I've consoled a friend who is also in crisis and her body is hurting because of the stress in her household (she happens also to be a foster parent, imagine that).
I've discussed in depth what is best for our household with my husband, and all those in it. And we still have no answers and are fearful of the future.
 
There's more. I know there's more because I feel like I've been hit by a whirlwind this week. I just can't think of it all cuz of this stupid brain fog.
 
No. You might disagree and you're perfectly welcome to pay your housekeeper and cheer her on if you do, but no it does NOT matter if my house is a mess. It's lived in. It's hurt in.
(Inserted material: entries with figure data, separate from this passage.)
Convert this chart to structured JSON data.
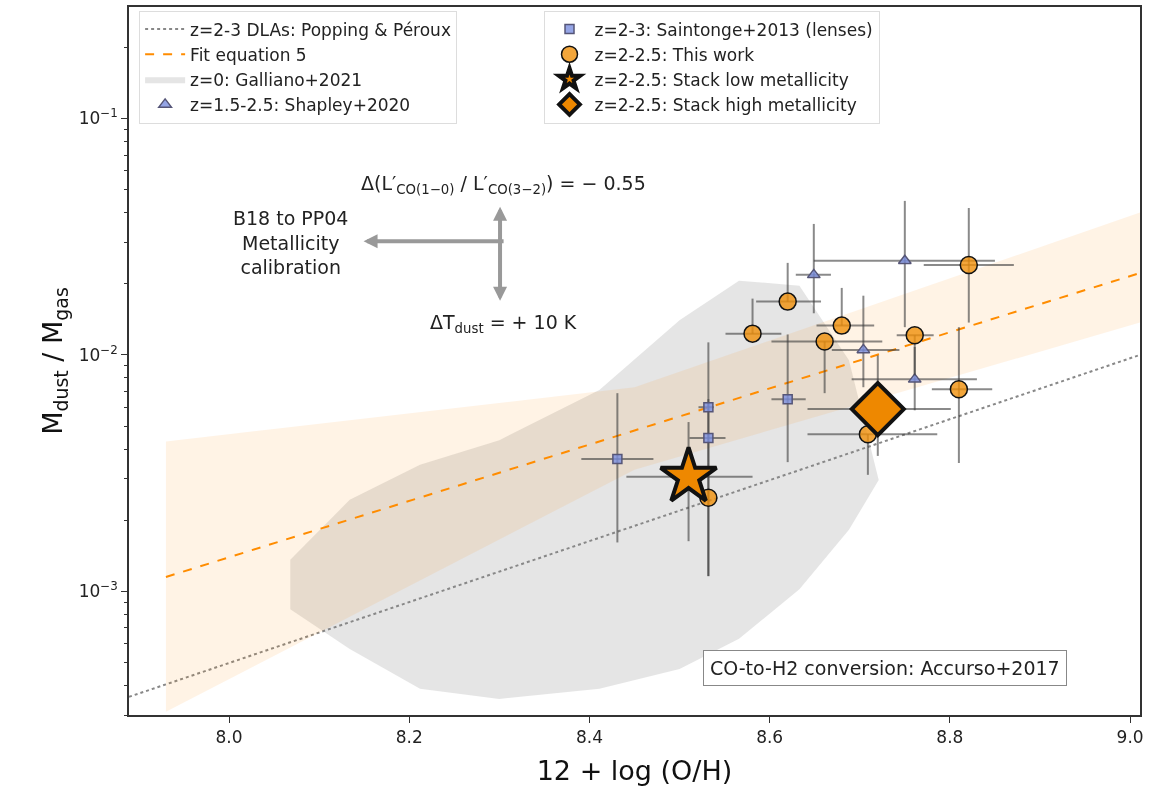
{
  "chart_data": {
    "type": "scatter",
    "xlabel": "12 + log (O/H)",
    "ylabel": "M$_{dust}$ / M$_{gas}$",
    "xlim": [
      7.889,
      9.011
    ],
    "xticks": [
      {
        "value": 8.0,
        "label": "8.0"
      },
      {
        "value": 8.2,
        "label": "8.2"
      },
      {
        "value": 8.4,
        "label": "8.4"
      },
      {
        "value": 8.6,
        "label": "8.6"
      },
      {
        "value": 8.8,
        "label": "8.8"
      },
      {
        "value": 9.0,
        "label": "9.0"
      }
    ],
    "ylim": [
      0.0003,
      0.296
    ],
    "log": "y",
    "yticks": [
      {
        "value": 0.001,
        "label": "10$^{−3}$"
      },
      {
        "value": 0.01,
        "label": "10$^{−2}$"
      },
      {
        "value": 0.1,
        "label": "10$^{−1}$"
      }
    ],
    "legend": "top left",
    "series": [
      {
        "name": "z=2-3 DLAs: Popping & Péroux",
        "type": "line",
        "line_style": "dotted",
        "color": "#888888",
        "x": [
          7.889,
          9.011
        ],
        "values": [
          0.000358,
          0.01
        ]
      },
      {
        "name": "Fit equation 5",
        "type": "line",
        "line_style": "dashed",
        "color": "#ff8c00",
        "x": [
          7.93,
          8.45,
          9.011
        ],
        "values": [
          0.00115,
          0.00479,
          0.0222
        ],
        "lower": [
          0.00031,
          0.00327,
          0.0137
        ],
        "upper": [
          0.0043,
          0.0073,
          0.04
        ]
      },
      {
        "name": "z=0: Galliano+2021",
        "type": "area",
        "color": "#cccccc",
        "x": [
          8.068,
          8.134,
          8.212,
          8.3,
          8.411,
          8.5,
          8.566,
          8.633,
          8.688,
          8.721
        ],
        "values": [
          null,
          null,
          null,
          null,
          null,
          null,
          null,
          null,
          null,
          null
        ],
        "lower": [
          0.00084,
          0.00057,
          0.000387,
          0.000351,
          0.000387,
          0.00047,
          0.00063,
          0.00102,
          0.00182,
          0.00296
        ],
        "upper": [
          0.00136,
          0.00244,
          0.00343,
          0.00436,
          0.0071,
          0.014,
          0.0206,
          0.0196,
          0.0095,
          0.00296
        ]
      },
      {
        "name": "z=1.5-2.5: Shapley+2020",
        "type": "scatter",
        "marker": "triangle",
        "color": "#7b8ee0",
        "x": [
          8.649,
          8.75,
          8.704,
          8.761
        ],
        "values": [
          0.0218,
          0.025,
          0.0105,
          0.00788
        ],
        "errors": [
          [
            0.015,
            0.0358
          ],
          [
            0.0131,
            0.0448
          ],
          [
            0.0073,
            0.0178
          ],
          [
            0.00583,
            0.0108
          ]
        ],
        "xerrors": [
          [
            8.629,
            8.668
          ],
          [
            8.649,
            8.85
          ],
          [
            8.669,
            8.744
          ],
          [
            8.691,
            8.83
          ]
        ]
      },
      {
        "name": "z=2-3: Saintonge+2013 (lenses)",
        "type": "scatter",
        "marker": "square",
        "color": "#7b8ee0",
        "x": [
          8.431,
          8.532,
          8.532,
          8.62
        ],
        "values": [
          0.00363,
          0.00601,
          0.00445,
          0.0065
        ],
        "errors": [
          [
            0.00161,
            0.00689
          ],
          [
            0.0035,
            0.0113
          ],
          [
            0.00116,
            0.0065
          ],
          [
            0.00352,
            0.0122
          ]
        ],
        "xerrors": [
          [
            8.391,
            8.471
          ],
          [
            8.521,
            8.538
          ],
          [
            8.511,
            8.551
          ],
          [
            8.602,
            8.64
          ]
        ]
      },
      {
        "name": "z=2-2.5: This work",
        "type": "scatter",
        "marker": "circle",
        "color": "#f0900a",
        "x": [
          8.581,
          8.62,
          8.661,
          8.68,
          8.761,
          8.709,
          8.821,
          8.81,
          8.532
        ],
        "values": [
          0.0123,
          0.0168,
          0.0114,
          0.0133,
          0.0121,
          0.00462,
          0.024,
          0.00716,
          0.00249
        ],
        "errors": [
          [
            0.0123,
            0.0173
          ],
          [
            0.0168,
            0.0245
          ],
          [
            0.00689,
            0.0114
          ],
          [
            0.0133,
            0.0192
          ],
          [
            0.0082,
            0.0121
          ],
          [
            0.00311,
            0.00462
          ],
          [
            0.0137,
            0.0418
          ],
          [
            0.00349,
            0.0131
          ],
          [
            0.00116,
            0.0035
          ]
        ],
        "xerrors": [
          [
            8.551,
            8.613
          ],
          [
            8.585,
            8.657
          ],
          [
            8.602,
            8.725
          ],
          [
            8.652,
            8.716
          ],
          [
            8.741,
            8.782
          ],
          [
            8.642,
            8.786
          ],
          [
            8.771,
            8.871
          ],
          [
            8.78,
            8.847
          ],
          null
        ]
      },
      {
        "name": "z=2-2.5: Stack low metallicity",
        "type": "scatter",
        "marker": "star",
        "color": "#ee8800",
        "x": [
          8.51
        ],
        "values": [
          0.00305
        ],
        "errors": [
          [
            0.00163,
            0.0052
          ]
        ],
        "xerrors": [
          [
            8.441,
            8.581
          ]
        ]
      },
      {
        "name": "z=2-2.5: Stack high metallicity",
        "type": "scatter",
        "marker": "diamond",
        "color": "#ee8800",
        "x": [
          8.72
        ],
        "values": [
          0.0059
        ],
        "errors": [
          [
            0.00374,
            0.00995
          ]
        ],
        "xerrors": [
          [
            8.642,
            8.801
          ]
        ]
      }
    ],
    "annotations": [
      "Δ(L′$_{CO(1−0)}$ / L′$_{CO(3−2)}$) = − 0.55",
      "B18 to PP04\nMetallicity\ncalibration",
      "ΔT$_{dust}$ = + 10 K",
      "CO-to-H2 conversion: Accurso+2017"
    ]
  }
}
This house hold hurting children as they cry softly. It watches over scared children as they are influenced by others. It silently sees when the parents within are desperate for answers and don't know what to do. It holds life. And life, well it's not always pretty. So neither is our house.
 
I know. I have few friends because of my mess. I'm a mess. My family is a mess. My house is a mess. It's just a mess. And no one likes mess. They like neat pretty smiles with CAN-DO attitudes (high five in the awesomeness of our pretending everything is ok..YEAH!!).
 
But it's real. And it's raw. And sometimes we'll clean it up a bit and sometimes it'll be messy. Such is life.
 
You're welcome to come into my mess, but just know you might get dirty, cuz I'm not going to hide my mess for you.